Faye Carol

Blues Music

Faye Carol was born in Meridian, Mississippi. Blues has been the soundtrack to her childhood, becoming intimately connected with the music as a young girl in the train stations of 1950s segregated Mississippi and through her mother and uncles’ Bobby ‘Blue’ Bland and B.B. King records. She began to study the Blues while auditing music courses that were taught by her late husband at UC Berkeley. Through her studies and experiences working with passionate and talented blues musicians, Faye has been able to master the blues and pass along this vital tradition to the next generation of artists in her community.

Blues is the traditional cultural expression of Black people in America.  The art form originated in the post-slavery South with roots in work songs, spirituals, field hollers, and shouts. Formalized by W.C. Handy around the turn of the century, it is characterized by a three-chord harmonic structure and a 12 bar format, though other forms are also prevalent. During the 20th century the blues spread across the country, developing into regional styles in Chicago, California, Kansas City, and New Orleans. The art form is exemplified by instrumentalists and singers alike including such notable practitioners as B.B. King, Professor Longhair, Bobby ‘Blue’ Bland, Koko Taylor, Robert Johnson, and Muddy Waters. Faye describes Blues as a language, feeling, form, and a carrier of the history of a people including stories of joy, romance, sorrow, and protest.

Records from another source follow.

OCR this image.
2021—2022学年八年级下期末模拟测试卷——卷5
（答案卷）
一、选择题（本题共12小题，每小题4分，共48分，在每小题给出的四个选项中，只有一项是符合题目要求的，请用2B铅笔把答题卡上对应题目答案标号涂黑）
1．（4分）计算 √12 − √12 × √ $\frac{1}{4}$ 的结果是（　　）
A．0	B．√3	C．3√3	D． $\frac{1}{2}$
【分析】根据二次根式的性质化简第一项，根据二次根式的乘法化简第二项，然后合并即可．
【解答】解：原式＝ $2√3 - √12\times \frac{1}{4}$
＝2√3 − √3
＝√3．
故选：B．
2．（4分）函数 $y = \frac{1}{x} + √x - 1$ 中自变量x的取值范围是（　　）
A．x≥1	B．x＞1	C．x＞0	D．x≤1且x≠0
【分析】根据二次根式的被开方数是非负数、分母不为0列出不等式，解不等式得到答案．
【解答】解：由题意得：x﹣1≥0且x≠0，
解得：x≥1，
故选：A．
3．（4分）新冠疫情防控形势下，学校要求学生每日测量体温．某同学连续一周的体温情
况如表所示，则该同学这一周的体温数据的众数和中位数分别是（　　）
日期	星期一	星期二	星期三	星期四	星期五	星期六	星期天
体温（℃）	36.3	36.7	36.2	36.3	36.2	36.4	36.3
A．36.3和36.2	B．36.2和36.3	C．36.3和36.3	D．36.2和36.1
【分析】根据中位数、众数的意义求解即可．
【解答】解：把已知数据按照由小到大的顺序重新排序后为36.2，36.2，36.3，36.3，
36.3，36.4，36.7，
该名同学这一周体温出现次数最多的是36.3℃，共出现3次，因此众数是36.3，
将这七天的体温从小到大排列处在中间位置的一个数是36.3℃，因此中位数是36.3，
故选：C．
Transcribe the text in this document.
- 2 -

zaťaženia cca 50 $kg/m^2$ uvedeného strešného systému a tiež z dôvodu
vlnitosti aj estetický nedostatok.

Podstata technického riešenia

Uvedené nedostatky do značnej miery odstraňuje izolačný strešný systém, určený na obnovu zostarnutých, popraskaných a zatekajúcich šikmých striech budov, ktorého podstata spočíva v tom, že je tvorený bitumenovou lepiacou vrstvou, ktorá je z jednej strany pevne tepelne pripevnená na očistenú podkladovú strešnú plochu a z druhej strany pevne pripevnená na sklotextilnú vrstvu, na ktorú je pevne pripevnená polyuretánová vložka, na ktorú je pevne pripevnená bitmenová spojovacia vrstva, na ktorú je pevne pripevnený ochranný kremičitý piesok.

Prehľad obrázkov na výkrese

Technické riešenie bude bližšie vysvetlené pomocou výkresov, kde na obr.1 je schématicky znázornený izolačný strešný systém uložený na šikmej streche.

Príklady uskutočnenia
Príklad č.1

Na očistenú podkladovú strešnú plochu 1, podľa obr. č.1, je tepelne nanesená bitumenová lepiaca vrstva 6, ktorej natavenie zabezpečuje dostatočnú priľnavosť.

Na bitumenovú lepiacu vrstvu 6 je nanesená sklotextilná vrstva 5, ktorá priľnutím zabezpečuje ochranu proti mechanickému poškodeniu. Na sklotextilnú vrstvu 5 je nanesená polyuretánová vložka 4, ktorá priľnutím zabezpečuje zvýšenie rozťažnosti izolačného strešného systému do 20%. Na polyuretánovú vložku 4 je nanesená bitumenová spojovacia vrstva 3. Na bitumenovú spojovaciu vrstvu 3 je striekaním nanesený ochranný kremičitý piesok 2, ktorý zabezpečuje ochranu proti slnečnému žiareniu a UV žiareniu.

“The blues is the music of my culture. It is the music with which I have made the entirety of my living, as a singer, performer, and educator for over 55 years.” – Faye Carol

Apprenticeship Program



Faye Carol will be working with James Wiley in learning and covering a thorough study of the blues.  They are both members of the Bay Area’s (specifically Oakland/Berkeley) Black musical community and have a strong family association as Carol served as a mentor to Wiley’s brother Howard Wiley, now a professional saxophonist, drummer, bandleader, recording artist, and educator. Through her mentorship of Howard Wiley, has known James Wiley and observed his musical development since his early childhood. Through these associations, the mentor and apprentice share a common heritage, occupation, and cultural community.

Together, they will cover blues history; the role of the bass in a blues ensemble; producing a strong blues sound from the bass; stylistic nuances of regional styles from Mississippi, Chicago, Kansas City, Oakland, Texas, and New Orleans; rhythms and forms, improvisation and soloing techniques; bass-lines and ostinatos; stylistic variations from diverse time periods including traditional rural blues and city blues; information and repertoire from prominent blues practitioners including Willie Dixon, Dinah Washington, Ma Rainey, Koko Taylor, and Little Willie John; and application of blues techniques to popular music. Over the course of the apprenticeship, Faye will prepare James to present “The Many Grooves of the Blues,” a 60 minute set of music demonstrating the repertoire and techniques studied.

Living Cultures Grants Program


Faye Carol will present an encore performance of “Blues, Baroque, & Bars” on a major Bay Area stage in 2024, to an audience of at least 1000. This is a dynamic 2-hour multidisciplinary work reimagining traditional blues pieces to tell the story of Black America in transit from the shores of Africa to the plantations of the American South to the Great Migration, to the present day.